UNDERSTANDING THE REAL MEANING OF A ROOT CAUSE
Most IT Professionals do not make the distinction between the Technical Cause of an incident and its Root Cause. These terms are often used inter-changeably or worse case, there is no distinction made between them at all. The IT Professional who “gets this” distinction has a major advantage over his/her colleagues in determining a Root Cause quicker, cheaper and permanently.
Is that root cause…really?
I’ve been working with Root Cause Analysis practices for the last 29 years and never found so many different views on Root Cause as in the IT Industry. The term “root cause” is loosely used to describe many kinds of causes and we need to clarify this first.
I think we can all agree that there are direct and indirect causes for an incident, accident or problem. In fact, for every incident there is at least one direct and one indirect cause. The confusion we see in Root Cause Analysis practices is that not all IT Professionals understand this difference.
Implications of this confusion…
The biggest negative impact is that IT staff on the same site are saying the same thing but actually meaning different things. They might mention “a volume spike” as being the cause identified and some of them are actually meaning direct cause and others again might even see it as the root of the situation. So, let’s try to define this difference accurately and how it impacts “restoration” and “repair” efforts.

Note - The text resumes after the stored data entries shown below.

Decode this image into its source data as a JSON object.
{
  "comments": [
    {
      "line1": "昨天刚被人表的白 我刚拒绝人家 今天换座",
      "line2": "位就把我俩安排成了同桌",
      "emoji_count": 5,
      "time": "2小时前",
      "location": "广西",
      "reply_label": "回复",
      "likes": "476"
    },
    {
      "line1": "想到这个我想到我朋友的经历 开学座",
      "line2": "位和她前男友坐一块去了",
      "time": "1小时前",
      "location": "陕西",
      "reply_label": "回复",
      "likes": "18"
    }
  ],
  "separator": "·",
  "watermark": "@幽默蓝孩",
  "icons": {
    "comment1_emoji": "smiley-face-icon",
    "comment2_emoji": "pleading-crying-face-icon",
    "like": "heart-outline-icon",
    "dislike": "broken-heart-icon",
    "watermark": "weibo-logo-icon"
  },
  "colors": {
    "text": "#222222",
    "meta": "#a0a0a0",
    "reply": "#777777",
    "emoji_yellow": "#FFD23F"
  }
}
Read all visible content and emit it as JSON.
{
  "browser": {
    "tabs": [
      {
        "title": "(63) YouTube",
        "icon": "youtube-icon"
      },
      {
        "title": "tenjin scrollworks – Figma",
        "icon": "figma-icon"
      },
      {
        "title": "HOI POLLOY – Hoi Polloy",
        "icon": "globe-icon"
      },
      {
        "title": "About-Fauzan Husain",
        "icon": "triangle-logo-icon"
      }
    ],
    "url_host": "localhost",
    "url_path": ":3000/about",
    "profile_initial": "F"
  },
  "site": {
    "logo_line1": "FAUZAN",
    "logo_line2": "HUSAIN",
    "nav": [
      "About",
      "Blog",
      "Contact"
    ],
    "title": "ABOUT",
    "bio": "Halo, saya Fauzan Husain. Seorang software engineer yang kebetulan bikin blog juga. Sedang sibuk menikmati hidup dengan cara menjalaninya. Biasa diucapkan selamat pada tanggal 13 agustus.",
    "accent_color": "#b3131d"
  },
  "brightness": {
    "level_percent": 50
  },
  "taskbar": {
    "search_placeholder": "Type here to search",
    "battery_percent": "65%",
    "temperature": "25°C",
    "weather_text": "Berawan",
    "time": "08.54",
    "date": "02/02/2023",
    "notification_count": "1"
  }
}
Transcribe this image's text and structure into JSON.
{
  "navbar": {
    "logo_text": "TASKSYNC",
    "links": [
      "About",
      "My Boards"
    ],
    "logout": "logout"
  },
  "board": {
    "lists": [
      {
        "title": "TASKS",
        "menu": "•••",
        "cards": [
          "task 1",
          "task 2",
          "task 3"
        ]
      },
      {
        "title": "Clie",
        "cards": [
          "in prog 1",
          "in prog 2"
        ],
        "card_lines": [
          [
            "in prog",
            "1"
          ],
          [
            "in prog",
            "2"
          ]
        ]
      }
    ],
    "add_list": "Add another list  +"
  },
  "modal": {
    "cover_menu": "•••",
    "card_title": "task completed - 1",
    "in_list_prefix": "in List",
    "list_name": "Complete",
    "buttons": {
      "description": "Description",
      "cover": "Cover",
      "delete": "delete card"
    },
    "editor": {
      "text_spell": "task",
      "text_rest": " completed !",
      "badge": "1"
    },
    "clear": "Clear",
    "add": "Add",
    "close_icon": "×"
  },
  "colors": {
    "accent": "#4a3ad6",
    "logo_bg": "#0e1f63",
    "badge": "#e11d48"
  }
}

Here at KEPNERandFOURIE we’ve decided to introduce another term that would make it easier for all to understand the difference, and that is TECHNICAL CAUSE. The technical cause would be a cause that is directly responsible for the final straw that broke the camel’s back. It is normally something “technical that broke” and hence the term “technical cause”. This would typically be the INCIDENT CAUSE, DIRECT CAUSE or TRUE CAUSE.
When you look up the term “cause” on thesaurus you will find the following alternate concepts being used; source, root, origin, basis and foundation, which really describes a root cause accurately. We explain this type of cause as being a company systemic reason, basis or origin that caused something else to happen. This is normally an indirect or underlying reason that caused something else (technical) to happen.
What is the difference?
The best way to make sense of this is to remember the following:
- A TECHNICAL CAUSE is “an event in time,” something happened and that is why most investigators are looking for changes or a specific change that could have caused the incident. We prefer to refer to this as the “event that triggered” the incident. In other words, “out of date documentation” cannot be a technical cause, because it is not an “event in time.” However, “increased volume” is truly a technical cause, because something happened and it constitutes a change and could easily be the “event that triggered the incident.”
- A ROOT CAUSE on the other hand is “a condition that exists.” It is a condition that has been like that for some time and it is still that way and will be that way for a foreseeable time. So, “increased volume” or “operator error” cannot be a root cause, because something changed. However, “out of date documentation, legacy software, poor procedures and hardware specs are good examples of root causes, unless changed, will always have some impact on operations."
PS: The above are general guidelines and as always there are cases where there is an exception to this self-made rule.